Optimize creating DataFrame/struct column from a list of tuples
wenleix opened this issue · comments
Wenlei Xie commented
Motivation example (the actual dataset has two struct columns, with 13 and 26 fields respectively) :
dtype = dt.Struct(
[
dt.Field("labels", dt.int8),
dt.Field("dense_features", dt.Struct([dt.Field("int_1", dt.int32), dt.Field("int_2", dt.int32)])),
]
)
df = ta.DataFrame(
[
(1, (0, 1)),
(0, (10, 11)),
# ~100 rows
],
dtype=dtype)
The current implementation will first create an empty DataFrame, and then append each tuple:
https://github.com/facebookresearch/torcharrow/blob/f4fcfde9dde488276d11b04aa2a57df2835fee0b/torcharrow/scope.py#L292-L296
There are two inefficiencies with it:
- For each tuple, it will first converted into a dict (https://github.com/facebookresearch/torcharrow/blob/f4fcfde9dde488276d11b04aa2a57df2835fee0b/torcharrow/velox_rt/dataframe_cpu.py#L228-L232)

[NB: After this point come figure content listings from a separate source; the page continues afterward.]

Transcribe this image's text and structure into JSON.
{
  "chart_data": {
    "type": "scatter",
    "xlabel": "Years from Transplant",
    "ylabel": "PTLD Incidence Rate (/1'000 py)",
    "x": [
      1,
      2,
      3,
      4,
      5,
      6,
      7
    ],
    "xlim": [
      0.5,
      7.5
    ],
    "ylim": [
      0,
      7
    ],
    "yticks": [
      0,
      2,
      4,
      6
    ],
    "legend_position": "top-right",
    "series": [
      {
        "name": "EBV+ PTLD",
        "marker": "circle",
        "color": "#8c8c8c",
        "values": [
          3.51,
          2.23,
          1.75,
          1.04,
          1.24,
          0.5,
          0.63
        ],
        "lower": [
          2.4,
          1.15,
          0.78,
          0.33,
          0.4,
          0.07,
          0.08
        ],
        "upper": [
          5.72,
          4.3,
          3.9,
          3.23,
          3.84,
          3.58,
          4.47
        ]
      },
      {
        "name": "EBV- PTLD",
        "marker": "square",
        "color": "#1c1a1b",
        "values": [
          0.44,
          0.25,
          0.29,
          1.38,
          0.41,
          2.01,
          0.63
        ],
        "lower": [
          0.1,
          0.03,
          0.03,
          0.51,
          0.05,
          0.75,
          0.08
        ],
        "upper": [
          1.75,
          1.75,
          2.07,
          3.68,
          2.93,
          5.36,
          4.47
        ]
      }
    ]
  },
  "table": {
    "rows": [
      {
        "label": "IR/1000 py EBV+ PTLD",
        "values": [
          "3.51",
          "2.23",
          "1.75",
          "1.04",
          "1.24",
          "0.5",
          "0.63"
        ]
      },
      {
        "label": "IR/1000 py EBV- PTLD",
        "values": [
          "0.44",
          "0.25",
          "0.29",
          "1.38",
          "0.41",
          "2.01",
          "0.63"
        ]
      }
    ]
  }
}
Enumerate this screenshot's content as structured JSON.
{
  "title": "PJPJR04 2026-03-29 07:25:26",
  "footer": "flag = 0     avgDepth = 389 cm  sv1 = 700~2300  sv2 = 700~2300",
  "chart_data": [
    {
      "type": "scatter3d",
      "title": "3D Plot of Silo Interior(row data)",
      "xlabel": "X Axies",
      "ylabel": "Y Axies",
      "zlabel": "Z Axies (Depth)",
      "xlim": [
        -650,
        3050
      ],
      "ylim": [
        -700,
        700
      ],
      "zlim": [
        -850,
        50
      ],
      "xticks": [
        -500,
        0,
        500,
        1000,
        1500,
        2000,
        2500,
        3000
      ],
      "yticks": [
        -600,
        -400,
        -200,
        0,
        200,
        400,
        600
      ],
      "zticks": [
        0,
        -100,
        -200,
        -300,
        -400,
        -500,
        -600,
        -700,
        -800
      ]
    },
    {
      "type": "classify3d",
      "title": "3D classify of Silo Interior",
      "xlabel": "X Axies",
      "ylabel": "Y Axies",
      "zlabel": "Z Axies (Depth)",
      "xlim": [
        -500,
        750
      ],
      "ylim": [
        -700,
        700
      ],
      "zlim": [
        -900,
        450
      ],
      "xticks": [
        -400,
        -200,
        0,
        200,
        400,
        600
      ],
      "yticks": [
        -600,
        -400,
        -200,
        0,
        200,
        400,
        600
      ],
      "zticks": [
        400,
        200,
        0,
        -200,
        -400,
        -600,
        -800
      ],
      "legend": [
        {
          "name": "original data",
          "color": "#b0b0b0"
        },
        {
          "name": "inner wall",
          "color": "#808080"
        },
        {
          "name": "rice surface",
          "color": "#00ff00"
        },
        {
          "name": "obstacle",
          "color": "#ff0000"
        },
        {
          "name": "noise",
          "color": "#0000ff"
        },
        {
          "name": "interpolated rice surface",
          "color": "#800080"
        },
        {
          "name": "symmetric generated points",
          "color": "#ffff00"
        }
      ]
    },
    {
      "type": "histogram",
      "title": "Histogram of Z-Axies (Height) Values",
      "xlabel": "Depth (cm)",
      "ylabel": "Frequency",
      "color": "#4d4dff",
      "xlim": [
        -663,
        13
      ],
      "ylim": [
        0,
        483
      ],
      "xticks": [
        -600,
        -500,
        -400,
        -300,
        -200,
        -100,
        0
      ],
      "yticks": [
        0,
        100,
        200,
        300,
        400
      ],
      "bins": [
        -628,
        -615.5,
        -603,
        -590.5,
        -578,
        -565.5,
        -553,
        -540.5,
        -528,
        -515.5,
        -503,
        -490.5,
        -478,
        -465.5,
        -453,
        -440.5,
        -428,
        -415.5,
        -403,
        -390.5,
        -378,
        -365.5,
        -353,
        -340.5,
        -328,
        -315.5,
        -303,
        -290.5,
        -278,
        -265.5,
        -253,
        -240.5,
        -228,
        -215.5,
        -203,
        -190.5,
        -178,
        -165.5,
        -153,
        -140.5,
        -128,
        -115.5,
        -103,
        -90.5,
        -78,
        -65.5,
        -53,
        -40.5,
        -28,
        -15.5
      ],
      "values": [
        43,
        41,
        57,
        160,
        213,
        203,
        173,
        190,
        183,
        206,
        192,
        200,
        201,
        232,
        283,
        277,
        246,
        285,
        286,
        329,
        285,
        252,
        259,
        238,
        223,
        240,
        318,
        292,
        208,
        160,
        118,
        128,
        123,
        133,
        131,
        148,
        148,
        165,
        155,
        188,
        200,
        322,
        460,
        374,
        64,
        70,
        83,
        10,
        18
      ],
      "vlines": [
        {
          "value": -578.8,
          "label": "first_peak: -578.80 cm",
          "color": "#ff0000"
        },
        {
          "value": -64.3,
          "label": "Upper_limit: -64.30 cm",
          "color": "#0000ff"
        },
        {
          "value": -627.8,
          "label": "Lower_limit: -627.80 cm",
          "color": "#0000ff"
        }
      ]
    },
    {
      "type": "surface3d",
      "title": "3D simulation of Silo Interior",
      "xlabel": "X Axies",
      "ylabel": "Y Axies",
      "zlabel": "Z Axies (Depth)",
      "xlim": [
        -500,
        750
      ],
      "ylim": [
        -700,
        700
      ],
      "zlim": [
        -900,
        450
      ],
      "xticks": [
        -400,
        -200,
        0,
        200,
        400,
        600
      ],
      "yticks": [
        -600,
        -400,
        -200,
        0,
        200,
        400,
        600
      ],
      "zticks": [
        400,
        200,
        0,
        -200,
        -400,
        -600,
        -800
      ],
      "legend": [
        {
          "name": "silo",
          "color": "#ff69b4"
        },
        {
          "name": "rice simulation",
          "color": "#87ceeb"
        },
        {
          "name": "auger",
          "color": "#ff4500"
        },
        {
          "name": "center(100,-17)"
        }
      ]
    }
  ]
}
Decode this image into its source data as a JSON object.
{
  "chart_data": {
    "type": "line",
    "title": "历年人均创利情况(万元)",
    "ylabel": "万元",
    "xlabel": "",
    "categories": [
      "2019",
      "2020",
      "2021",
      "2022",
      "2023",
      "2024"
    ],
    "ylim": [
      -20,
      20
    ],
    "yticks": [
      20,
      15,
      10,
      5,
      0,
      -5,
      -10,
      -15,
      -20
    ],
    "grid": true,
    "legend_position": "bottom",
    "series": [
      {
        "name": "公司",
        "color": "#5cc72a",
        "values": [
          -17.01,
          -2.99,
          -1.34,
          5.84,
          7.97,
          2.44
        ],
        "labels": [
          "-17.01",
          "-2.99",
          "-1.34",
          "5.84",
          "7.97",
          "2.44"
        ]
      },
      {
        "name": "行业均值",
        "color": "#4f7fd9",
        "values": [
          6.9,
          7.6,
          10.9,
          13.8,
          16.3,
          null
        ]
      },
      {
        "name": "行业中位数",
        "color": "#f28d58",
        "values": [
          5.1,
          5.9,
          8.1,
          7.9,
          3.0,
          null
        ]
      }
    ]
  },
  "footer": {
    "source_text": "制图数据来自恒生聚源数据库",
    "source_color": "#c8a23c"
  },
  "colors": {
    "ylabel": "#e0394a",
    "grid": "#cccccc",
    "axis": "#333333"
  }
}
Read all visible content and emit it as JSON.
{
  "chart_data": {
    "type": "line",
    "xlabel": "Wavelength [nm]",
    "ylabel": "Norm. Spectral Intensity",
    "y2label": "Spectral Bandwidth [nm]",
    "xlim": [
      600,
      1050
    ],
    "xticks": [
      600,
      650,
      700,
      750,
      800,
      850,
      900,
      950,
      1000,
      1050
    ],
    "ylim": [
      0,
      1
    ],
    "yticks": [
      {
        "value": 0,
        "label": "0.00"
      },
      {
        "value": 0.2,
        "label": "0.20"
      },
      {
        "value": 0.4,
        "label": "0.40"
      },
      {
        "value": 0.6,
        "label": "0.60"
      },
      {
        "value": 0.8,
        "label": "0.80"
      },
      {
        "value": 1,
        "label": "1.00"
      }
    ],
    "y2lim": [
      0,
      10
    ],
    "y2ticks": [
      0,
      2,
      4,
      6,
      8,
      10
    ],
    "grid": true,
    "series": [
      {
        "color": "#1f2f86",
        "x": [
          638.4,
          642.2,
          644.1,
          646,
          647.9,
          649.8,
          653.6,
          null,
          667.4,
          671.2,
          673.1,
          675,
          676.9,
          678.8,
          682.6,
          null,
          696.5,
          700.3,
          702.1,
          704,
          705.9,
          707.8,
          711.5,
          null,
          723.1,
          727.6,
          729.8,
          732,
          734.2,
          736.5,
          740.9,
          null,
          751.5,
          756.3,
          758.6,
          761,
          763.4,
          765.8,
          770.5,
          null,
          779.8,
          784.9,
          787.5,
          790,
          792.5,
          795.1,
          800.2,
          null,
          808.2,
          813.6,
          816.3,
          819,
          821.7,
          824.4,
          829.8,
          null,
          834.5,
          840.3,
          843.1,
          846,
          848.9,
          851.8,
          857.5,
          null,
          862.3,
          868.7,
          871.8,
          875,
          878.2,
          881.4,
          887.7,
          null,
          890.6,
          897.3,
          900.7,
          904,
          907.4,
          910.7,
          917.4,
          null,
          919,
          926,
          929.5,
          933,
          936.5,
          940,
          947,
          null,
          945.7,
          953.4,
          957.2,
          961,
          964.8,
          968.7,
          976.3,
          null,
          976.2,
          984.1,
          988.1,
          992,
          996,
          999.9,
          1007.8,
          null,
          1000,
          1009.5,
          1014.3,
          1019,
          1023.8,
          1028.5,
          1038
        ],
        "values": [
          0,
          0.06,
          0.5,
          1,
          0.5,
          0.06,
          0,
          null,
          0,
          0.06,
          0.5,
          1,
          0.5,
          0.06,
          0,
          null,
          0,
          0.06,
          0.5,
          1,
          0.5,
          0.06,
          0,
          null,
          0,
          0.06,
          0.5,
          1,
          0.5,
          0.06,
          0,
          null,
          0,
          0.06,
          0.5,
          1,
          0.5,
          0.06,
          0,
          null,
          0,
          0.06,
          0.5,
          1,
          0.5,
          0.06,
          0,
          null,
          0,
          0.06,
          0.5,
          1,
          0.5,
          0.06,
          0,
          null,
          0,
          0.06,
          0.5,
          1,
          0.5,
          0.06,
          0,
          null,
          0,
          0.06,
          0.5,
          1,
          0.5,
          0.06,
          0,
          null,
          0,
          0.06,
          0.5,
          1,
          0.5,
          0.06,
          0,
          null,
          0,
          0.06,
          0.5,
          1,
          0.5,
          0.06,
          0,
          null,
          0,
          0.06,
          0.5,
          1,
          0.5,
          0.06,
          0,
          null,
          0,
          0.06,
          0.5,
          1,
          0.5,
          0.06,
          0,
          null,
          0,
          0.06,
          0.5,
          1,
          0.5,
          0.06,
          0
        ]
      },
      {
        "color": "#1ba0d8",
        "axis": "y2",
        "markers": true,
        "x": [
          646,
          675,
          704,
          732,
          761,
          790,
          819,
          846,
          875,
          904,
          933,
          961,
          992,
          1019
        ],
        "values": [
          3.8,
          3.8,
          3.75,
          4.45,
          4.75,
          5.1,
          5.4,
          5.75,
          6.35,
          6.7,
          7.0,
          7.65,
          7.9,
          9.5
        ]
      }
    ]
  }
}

- Velox vector is immutable, thus each time a new Vector with size
n+1
will be created, causingO(n^2)
behavior.
One idea is to first create list per each column, and then calling the Column constructor when creating DataFrame/struct column. We still need to "transpose" the data in Python, but at least avoid expensive O(n^2)
behavior.